Die Unabhängigkeit der Revisionsstelle ist in Artikel 729 des Obligationenrechts festgehalten:

  1. Die Revisionsstelle muss unabhängig sein und sich ihr Prüfungsurteil objektiv bilden. Die Unabhängigkeit darf weder tatsächlich noch dem Anschein nach beeinträchtigt sein.
  2. Das Mitwirken bei der Buchführung und das Erbringen anderer Dienstleistungen für die zu prüfende Gesellschaft sind zulässig. Sofern das Risiko der Überprüfung eigener Arbeiten entsteht, muss durch geeignete organisatorische und personelle Massnahmen eine verlässliche Prüfung sichergestellt werden.  

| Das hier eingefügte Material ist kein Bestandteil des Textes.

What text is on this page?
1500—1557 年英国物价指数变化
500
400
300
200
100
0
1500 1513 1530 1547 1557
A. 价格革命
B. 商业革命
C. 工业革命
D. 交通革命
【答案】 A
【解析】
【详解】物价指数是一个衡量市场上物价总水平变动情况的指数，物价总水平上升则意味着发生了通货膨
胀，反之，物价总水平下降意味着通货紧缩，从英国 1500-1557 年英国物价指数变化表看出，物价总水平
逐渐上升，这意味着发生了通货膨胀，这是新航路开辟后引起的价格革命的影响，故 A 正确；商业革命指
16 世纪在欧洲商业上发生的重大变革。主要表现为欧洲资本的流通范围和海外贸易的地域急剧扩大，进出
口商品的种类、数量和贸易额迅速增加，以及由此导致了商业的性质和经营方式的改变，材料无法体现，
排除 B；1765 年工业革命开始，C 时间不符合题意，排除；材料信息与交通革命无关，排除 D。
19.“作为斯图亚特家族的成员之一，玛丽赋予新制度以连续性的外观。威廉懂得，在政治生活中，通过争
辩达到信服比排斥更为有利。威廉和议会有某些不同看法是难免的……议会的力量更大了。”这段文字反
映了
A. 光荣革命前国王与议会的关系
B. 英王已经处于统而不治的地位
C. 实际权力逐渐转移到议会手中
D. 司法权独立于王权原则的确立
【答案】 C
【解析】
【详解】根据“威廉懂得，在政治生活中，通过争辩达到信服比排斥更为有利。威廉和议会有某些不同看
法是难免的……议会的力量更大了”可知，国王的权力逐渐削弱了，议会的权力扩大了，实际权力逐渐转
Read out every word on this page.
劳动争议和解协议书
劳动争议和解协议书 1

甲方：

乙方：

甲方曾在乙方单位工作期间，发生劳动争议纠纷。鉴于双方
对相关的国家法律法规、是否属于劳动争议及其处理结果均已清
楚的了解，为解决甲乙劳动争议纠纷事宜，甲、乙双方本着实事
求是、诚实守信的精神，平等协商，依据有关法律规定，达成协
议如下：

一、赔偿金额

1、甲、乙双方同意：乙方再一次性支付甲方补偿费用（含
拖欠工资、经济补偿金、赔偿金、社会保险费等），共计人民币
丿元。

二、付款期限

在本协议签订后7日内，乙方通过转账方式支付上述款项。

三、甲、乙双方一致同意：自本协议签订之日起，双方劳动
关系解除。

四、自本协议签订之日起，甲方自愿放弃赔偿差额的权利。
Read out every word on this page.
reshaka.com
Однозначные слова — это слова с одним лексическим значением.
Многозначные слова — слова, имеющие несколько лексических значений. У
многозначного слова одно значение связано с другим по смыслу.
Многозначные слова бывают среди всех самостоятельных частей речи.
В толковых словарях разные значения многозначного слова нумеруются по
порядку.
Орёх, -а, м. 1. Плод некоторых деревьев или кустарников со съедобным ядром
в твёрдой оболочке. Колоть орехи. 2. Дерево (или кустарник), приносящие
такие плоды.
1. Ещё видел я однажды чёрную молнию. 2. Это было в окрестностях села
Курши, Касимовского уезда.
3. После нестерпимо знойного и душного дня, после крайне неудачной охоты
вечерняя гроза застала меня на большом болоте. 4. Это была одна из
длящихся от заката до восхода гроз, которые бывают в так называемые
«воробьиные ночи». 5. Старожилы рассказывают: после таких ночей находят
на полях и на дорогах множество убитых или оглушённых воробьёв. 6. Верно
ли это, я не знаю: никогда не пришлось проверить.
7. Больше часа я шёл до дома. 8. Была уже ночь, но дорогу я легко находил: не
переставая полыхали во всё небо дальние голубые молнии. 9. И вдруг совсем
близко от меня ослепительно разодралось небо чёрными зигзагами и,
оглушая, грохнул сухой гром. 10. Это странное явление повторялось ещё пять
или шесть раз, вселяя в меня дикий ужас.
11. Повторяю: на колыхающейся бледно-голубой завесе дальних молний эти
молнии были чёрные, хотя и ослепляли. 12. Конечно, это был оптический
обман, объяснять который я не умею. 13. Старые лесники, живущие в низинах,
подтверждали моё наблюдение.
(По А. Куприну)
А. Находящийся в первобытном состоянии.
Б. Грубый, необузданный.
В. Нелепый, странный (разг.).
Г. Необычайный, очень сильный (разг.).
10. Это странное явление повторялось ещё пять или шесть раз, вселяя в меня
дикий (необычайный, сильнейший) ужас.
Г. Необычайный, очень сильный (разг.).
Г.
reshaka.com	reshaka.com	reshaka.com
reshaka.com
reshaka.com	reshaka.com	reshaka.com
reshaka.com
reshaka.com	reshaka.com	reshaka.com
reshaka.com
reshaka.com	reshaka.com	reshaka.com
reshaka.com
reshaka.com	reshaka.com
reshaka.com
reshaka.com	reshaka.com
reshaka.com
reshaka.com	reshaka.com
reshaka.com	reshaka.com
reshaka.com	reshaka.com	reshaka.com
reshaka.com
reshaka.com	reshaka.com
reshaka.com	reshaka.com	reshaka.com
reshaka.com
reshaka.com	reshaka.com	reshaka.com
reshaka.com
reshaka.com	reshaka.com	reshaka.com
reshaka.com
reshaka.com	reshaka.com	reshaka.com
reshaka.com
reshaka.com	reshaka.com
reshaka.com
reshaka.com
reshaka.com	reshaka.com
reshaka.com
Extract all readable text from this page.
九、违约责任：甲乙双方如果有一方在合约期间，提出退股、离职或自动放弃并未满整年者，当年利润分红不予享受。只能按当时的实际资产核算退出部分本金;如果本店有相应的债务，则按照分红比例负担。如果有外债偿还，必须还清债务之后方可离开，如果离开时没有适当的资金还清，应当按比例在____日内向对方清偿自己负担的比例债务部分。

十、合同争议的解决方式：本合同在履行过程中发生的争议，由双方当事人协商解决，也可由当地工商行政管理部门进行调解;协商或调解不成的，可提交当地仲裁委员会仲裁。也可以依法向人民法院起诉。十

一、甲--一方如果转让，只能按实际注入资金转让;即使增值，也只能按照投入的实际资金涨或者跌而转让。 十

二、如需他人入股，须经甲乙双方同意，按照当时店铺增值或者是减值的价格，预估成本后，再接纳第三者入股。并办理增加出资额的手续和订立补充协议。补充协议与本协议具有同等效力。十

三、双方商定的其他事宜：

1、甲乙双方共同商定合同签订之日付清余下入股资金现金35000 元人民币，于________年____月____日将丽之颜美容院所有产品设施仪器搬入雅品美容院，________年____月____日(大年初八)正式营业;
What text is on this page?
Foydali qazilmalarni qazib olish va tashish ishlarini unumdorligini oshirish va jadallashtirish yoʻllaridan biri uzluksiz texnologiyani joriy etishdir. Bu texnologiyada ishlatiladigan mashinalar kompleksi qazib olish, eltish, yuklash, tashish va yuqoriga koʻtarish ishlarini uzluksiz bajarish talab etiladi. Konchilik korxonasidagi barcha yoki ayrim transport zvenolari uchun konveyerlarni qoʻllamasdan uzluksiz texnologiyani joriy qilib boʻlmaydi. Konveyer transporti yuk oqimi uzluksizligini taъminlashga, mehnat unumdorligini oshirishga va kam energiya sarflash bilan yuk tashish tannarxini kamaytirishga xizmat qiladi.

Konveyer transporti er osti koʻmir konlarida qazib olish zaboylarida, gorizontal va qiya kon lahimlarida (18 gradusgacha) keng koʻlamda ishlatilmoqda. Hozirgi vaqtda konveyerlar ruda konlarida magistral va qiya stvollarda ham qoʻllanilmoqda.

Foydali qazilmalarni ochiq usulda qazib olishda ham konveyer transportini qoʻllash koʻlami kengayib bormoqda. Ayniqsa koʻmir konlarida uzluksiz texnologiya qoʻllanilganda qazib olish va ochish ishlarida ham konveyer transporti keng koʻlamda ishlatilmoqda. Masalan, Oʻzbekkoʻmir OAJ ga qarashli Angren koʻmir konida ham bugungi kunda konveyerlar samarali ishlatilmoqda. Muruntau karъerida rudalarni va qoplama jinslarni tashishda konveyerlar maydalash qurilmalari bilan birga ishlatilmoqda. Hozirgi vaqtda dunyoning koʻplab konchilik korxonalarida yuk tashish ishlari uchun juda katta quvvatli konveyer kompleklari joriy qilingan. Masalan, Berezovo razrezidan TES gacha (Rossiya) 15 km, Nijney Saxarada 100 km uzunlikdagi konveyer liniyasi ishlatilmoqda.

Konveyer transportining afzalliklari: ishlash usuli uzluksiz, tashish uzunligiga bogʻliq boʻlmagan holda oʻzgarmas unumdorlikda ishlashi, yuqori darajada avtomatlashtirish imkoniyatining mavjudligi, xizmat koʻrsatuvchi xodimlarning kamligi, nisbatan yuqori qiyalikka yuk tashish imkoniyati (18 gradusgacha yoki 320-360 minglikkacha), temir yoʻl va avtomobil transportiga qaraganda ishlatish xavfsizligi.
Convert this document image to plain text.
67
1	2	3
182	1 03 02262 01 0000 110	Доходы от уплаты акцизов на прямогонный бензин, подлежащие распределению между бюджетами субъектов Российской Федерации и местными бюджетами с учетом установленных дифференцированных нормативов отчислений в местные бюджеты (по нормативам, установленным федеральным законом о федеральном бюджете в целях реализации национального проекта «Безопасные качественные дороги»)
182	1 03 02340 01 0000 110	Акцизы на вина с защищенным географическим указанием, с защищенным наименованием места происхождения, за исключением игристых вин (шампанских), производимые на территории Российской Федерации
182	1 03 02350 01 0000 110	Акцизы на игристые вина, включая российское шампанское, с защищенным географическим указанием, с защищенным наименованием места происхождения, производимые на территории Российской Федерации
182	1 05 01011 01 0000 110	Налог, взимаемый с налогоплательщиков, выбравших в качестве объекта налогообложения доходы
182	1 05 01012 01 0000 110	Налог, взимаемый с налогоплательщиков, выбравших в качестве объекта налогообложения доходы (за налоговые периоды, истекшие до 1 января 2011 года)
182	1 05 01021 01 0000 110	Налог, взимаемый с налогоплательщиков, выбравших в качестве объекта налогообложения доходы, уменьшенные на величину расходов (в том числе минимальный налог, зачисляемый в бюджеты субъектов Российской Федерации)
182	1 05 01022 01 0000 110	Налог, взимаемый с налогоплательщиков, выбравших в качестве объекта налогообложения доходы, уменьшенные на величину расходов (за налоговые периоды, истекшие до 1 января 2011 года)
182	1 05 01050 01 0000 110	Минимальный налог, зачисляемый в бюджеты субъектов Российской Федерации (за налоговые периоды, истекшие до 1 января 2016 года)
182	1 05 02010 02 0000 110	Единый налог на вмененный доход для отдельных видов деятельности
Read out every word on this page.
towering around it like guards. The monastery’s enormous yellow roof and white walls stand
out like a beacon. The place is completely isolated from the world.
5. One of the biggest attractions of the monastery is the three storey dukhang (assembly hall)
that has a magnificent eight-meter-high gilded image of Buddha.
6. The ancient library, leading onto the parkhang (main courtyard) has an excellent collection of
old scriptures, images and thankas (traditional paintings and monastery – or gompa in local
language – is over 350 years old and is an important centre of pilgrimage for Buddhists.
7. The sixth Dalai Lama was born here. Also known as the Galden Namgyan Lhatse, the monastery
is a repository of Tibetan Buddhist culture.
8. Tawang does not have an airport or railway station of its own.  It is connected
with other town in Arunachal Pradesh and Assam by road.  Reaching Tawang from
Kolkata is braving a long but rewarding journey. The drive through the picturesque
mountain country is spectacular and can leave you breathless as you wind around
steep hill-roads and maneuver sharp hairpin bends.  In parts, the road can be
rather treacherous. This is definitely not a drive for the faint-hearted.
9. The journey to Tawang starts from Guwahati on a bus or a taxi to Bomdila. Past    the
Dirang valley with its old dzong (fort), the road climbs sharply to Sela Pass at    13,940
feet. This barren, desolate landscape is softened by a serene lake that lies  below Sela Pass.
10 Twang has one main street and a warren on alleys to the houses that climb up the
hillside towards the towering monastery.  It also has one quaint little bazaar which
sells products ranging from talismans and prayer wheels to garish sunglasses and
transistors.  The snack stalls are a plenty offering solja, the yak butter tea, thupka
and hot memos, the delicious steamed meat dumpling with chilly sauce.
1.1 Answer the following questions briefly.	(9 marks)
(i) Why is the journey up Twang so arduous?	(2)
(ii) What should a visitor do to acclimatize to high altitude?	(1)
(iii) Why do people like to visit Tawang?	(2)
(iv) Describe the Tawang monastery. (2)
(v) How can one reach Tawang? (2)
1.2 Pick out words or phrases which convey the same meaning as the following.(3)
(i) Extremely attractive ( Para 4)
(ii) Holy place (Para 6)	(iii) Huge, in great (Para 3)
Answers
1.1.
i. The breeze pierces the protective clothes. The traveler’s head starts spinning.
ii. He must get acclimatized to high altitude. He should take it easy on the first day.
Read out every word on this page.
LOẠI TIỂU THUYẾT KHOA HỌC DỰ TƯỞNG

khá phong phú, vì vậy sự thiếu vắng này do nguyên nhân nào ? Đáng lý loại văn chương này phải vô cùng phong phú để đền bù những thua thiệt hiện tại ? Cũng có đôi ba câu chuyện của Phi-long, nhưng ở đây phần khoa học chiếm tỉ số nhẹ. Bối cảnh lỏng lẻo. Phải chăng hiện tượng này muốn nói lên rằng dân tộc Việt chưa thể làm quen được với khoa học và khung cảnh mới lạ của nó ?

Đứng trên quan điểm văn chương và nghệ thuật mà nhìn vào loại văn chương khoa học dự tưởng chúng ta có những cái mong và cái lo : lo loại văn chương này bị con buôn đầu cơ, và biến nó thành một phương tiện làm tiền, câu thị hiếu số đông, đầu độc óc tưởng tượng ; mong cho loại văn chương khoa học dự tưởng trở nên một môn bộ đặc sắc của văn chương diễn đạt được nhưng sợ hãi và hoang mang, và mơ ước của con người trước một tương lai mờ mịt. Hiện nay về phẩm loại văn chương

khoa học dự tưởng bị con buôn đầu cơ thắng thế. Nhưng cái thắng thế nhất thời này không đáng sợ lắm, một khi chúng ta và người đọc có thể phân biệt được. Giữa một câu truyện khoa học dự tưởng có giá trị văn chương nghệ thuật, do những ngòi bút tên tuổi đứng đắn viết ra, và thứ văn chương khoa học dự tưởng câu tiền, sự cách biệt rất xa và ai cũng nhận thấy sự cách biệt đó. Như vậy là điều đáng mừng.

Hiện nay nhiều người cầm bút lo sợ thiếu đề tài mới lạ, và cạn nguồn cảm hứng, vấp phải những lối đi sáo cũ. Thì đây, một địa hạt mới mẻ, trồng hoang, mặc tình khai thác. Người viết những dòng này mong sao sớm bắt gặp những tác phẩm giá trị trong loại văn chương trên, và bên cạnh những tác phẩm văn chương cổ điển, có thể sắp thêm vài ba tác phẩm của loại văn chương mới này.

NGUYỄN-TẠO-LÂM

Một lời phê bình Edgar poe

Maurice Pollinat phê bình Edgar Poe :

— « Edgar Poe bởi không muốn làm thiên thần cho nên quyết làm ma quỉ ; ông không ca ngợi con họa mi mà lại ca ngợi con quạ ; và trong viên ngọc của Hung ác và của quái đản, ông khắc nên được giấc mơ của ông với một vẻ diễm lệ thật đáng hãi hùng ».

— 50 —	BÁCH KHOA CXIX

Diese Regelung der Unabhängigkeit wird seit 2008 angewendet und ist auch im Standard zur Eingeschränkten Revision (SER) 2007, der von den Berufsverbänden Expertsuisse und Treuhand-Suisse zusammen publiziert wurde, so festgelegt. Vor einigen Wochen wurde ein überarbeiteter Branchenstandard des SER herausgegeben, der den zwischenzeitlichen Gesetzesänderungen (neues Rechnungslegungsrecht) gerecht wird und verschiedene Konkretisierungen enthält. Unter anderem enthält der Anhang B dieses Standards Regelungen zur Unabhängigkeit der Revisionsstelle und konkretisiert die diesbezüglich zulässigen respektive unzulässigen Sachverhalte, allen voran im Zusammenhang mit den parallel zur Revision erbrachten Dienstleistungen.

Somit wird Sicherheit für den Berufsstand geschaffen, insbesondere mit dem unveränderten Bekenntnis zur Möglichkeit der mandatsbezogenen Trennung bei Doppelmandaten. Damit wurde den KMU ein praktikables, schlankes Instrument an die Seite gestellt, das ein qualitativ hochstehendes, glaubwürdiges Endprodukt zusichert und den Ressourceneinsatz in Grenzen hält.